Something flickered at the edge of Irene’s mind.
“Dears, wasn’t that a ride and a half this morning?” she said. “I knew it, simply knew it, in the very first minute. So what if Nasdaq had a wonderful day, so what? Where’s the good news in Australia, that’s what I want to know.”
A brusque bark halted her words and she ceased stirring sugar into her tea. She looked up at the inflamed cheeks of Len Maguire. Santa, the traders called him, because of his large gut and bushy gingery-white beard.
Len, here at the coffee spot…
There it was.
Len never, never ever, left his screen in the first two hours. His system, he’d once told her while wiping greasy fingers on his beard, that’s when the volatility peaks.
Today Len wore a jacket, a bulky leather affair, over new jeans and his trademark Harley Davidson T-shirt. A heavy jacket, on a mild day forecast at twenty-three degrees…
Irene gasped.
Len jerked and looked directly at her. Behind smeared glasses his eyes blazed.
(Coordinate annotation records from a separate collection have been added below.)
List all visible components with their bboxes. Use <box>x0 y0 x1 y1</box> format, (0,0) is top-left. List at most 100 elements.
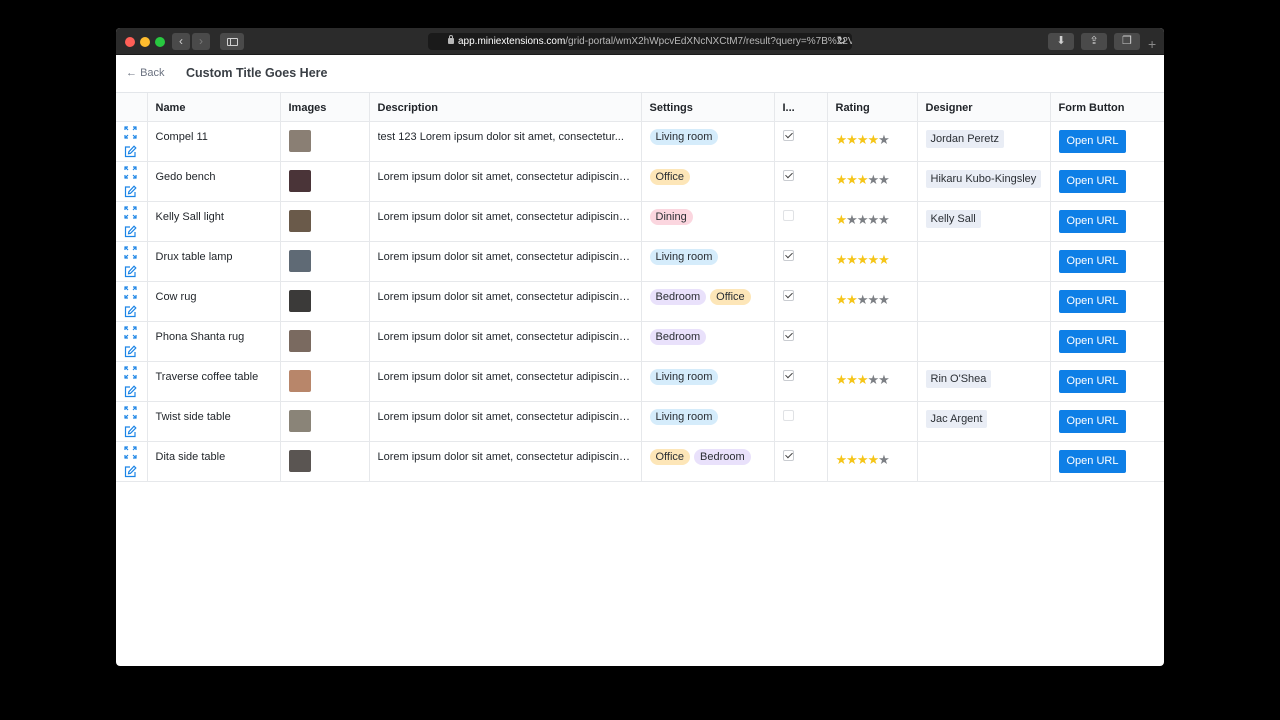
close-window-button[interactable] <box>125 37 135 47</box>
edit-icon[interactable] <box>124 144 137 158</box>
star-icon[interactable]: ★ <box>867 252 879 267</box>
star-icon[interactable]: ★ <box>846 172 858 187</box>
address-bar[interactable]: app.miniextensions.com/grid-portal/wmX2h… <box>428 33 852 50</box>
image-thumbnail[interactable] <box>288 209 311 232</box>
open-url-button[interactable]: Open URL <box>1058 449 1127 473</box>
star-rating[interactable]: ★★★★★ <box>836 132 909 148</box>
edit-icon[interactable] <box>124 464 137 478</box>
col-header-name[interactable]: Name <box>147 93 281 122</box>
col-header-rating[interactable]: Rating <box>827 93 918 122</box>
zoom-window-button[interactable] <box>155 37 165 47</box>
expand-icon[interactable] <box>124 165 137 179</box>
star-icon[interactable]: ★ <box>867 212 879 227</box>
col-header-description[interactable]: Description <box>369 93 642 122</box>
image-thumbnail[interactable] <box>288 289 311 312</box>
image-thumbnail[interactable] <box>288 249 311 272</box>
edit-icon[interactable] <box>124 304 137 318</box>
checkbox[interactable] <box>782 409 794 421</box>
share-button[interactable]: ⇪ <box>1081 33 1107 50</box>
star-icon[interactable]: ★ <box>878 292 890 307</box>
star-rating[interactable]: ★★★★★ <box>836 452 909 468</box>
star-icon[interactable]: ★ <box>878 452 890 467</box>
star-rating[interactable]: ★★★★★ <box>836 252 909 268</box>
image-thumbnail[interactable] <box>288 329 311 352</box>
expand-icon[interactable] <box>124 365 137 379</box>
star-rating[interactable]: ★★★★★ <box>836 212 909 228</box>
expand-icon[interactable] <box>124 245 137 259</box>
col-header-settings[interactable]: Settings <box>641 93 775 122</box>
star-icon[interactable]: ★ <box>836 212 848 227</box>
edit-icon[interactable] <box>124 424 137 438</box>
star-icon[interactable]: ★ <box>878 212 890 227</box>
star-icon[interactable]: ★ <box>878 132 890 147</box>
browser-back-button[interactable]: ‹ <box>172 33 190 50</box>
checkbox[interactable] <box>782 169 794 181</box>
star-icon[interactable]: ★ <box>846 452 858 467</box>
star-icon[interactable]: ★ <box>867 172 879 187</box>
expand-icon[interactable] <box>124 125 137 139</box>
star-rating[interactable]: ★★★★★ <box>836 172 909 188</box>
open-url-button[interactable]: Open URL <box>1058 169 1127 193</box>
edit-icon[interactable] <box>124 184 137 198</box>
checkbox[interactable] <box>782 369 794 381</box>
star-icon[interactable]: ★ <box>846 292 858 307</box>
star-icon[interactable]: ★ <box>857 132 869 147</box>
open-url-button[interactable]: Open URL <box>1058 409 1127 433</box>
star-icon[interactable]: ★ <box>878 172 890 187</box>
browser-forward-button[interactable]: › <box>192 33 210 50</box>
open-url-button[interactable]: Open URL <box>1058 129 1127 153</box>
sidebar-toggle-button[interactable] <box>220 33 244 50</box>
star-icon[interactable]: ★ <box>846 252 858 267</box>
new-tab-button[interactable]: + <box>1148 36 1156 52</box>
reload-icon[interactable]: ↻ <box>837 33 846 50</box>
expand-icon[interactable] <box>124 205 137 219</box>
open-url-button[interactable]: Open URL <box>1058 289 1127 313</box>
checkbox[interactable] <box>782 329 794 341</box>
expand-icon[interactable] <box>124 285 137 299</box>
star-icon[interactable]: ★ <box>857 452 869 467</box>
star-icon[interactable]: ★ <box>857 212 869 227</box>
star-icon[interactable]: ★ <box>836 292 848 307</box>
col-header-images[interactable]: Images <box>280 93 370 122</box>
checkbox[interactable] <box>782 249 794 261</box>
image-thumbnail[interactable] <box>288 369 311 392</box>
star-icon[interactable]: ★ <box>867 132 879 147</box>
open-url-button[interactable]: Open URL <box>1058 369 1127 393</box>
edit-icon[interactable] <box>124 344 137 358</box>
edit-icon[interactable] <box>124 264 137 278</box>
star-icon[interactable]: ★ <box>867 292 879 307</box>
star-icon[interactable]: ★ <box>857 292 869 307</box>
star-icon[interactable]: ★ <box>857 372 869 387</box>
col-header-form-button[interactable]: Form Button <box>1050 93 1164 122</box>
downloads-button[interactable]: ⬇ <box>1048 33 1074 50</box>
star-rating[interactable]: ★★★★★ <box>836 292 909 308</box>
star-icon[interactable]: ★ <box>836 452 848 467</box>
col-header-checkbox[interactable]: I... <box>774 93 828 122</box>
star-icon[interactable]: ★ <box>846 212 858 227</box>
checkbox[interactable] <box>782 209 794 221</box>
star-icon[interactable]: ★ <box>878 252 890 267</box>
star-rating[interactable]: ★★★★★ <box>836 372 909 388</box>
checkbox[interactable] <box>782 449 794 461</box>
star-icon[interactable]: ★ <box>857 252 869 267</box>
minimize-window-button[interactable] <box>140 37 150 47</box>
star-icon[interactable]: ★ <box>846 132 858 147</box>
open-url-button[interactable]: Open URL <box>1058 249 1127 273</box>
star-icon[interactable]: ★ <box>836 172 848 187</box>
image-thumbnail[interactable] <box>288 449 311 472</box>
checkbox[interactable] <box>782 129 794 141</box>
open-url-button[interactable]: Open URL <box>1058 329 1127 353</box>
col-header-designer[interactable]: Designer <box>917 93 1051 122</box>
image-thumbnail[interactable] <box>288 169 311 192</box>
edit-icon[interactable] <box>124 224 137 238</box>
star-icon[interactable]: ★ <box>846 372 858 387</box>
star-icon[interactable]: ★ <box>836 372 848 387</box>
expand-icon[interactable] <box>124 445 137 459</box>
star-icon[interactable]: ★ <box>867 452 879 467</box>
star-icon[interactable]: ★ <box>867 372 879 387</box>
image-thumbnail[interactable] <box>288 129 311 152</box>
expand-icon[interactable] <box>124 325 137 339</box>
edit-icon[interactable] <box>124 384 137 398</box>
back-link[interactable]: ← Back <box>126 67 165 79</box>
star-icon[interactable]: ★ <box>836 132 848 147</box>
A weird beatific smile lit his face. Then his hands sprouted squat metal extensions.
“Listen up!” Len roared.
Lawrence stumbled back into Gil. Heads appeared over cubicles. Irene lurched away from the guns.
“You call this a tough trading day,” bellowed Len. “Invest in some of this, you bastards!”
Before Irene could react, Len shoved both guns into Lawrence’s cheeks. Two retorts shattered the hush. Lawrence’s head exploded in a spray of red.
Irene wailed, stumbled backward. Screams whizzed around her head. A man ran past, only to cry out and fall at another shot.
Len screamed, “This is for the shorts.”
Gil had become pinned under Lawrence’s body and was clawing at the bloodied weight.
To Irene’s horror, Len chuckled. “Here’s to the bloody pro…fessionals.”
He shouted something else, aimed, and fired once, then again. Gil’s twitching ceased.
“No,” moaned Irene.
All she could think of was home, her cats. Down the aisle, toward the rear of the office, between abandoned screens still scrolling in kaleidoscopic colors, she tottered backward on high heels, those darned rickety heels.
Her nostrils stung with an acrid reek. Len was shooting steadily at traders rushing for the entrance. Bodies lay in the aisle like discarded mannequins.
Her ankle turned on a high heel. She shook the shoe off. The screams had ceased, replaced by Len’s guttural raves and victims’ wet moans.
She turned and ran, a limping gait with one shoe missing. Under the desk of the last cubicle, she glimpsed a face. Then she was past the television screen, around the corner, blubbering.
“Irene!”
Just fifty meters away, at the door of the training room, moonfaced Gus Youde signaled frantically.
“Run!” Gus shouted.
Irene staggered toward him. She risked a look over a shoulder.
Len! He’d followed, was peering into the final cubicle. Shrill cackling filled her ears. A shot rang out.
Irene lost her footing and plummeted onto carpet. Pain stabbed an elbow. She scrambled on hands and knees over the prickly surface toward manic voices.
A quick backward glance froze her. Len had emerged from the cubicle. He was muttering and his beard was spotted with blood. He’d discarded one gun, now he raised the other. The mad eyes caught hers.
Len began to run full tilt, every stride bringing him closer.
Terror lent Irene wings. Somehow she was in the training room and Gus was piling tables against the door. Others were there, Robyn among them, but Irene barely noticed. She cowered in a corner, listening to her jewelry chime in time with her shakes.
She heard shots, Len’s roar. Then later, much later it seemed, a universe away, sirens wailed.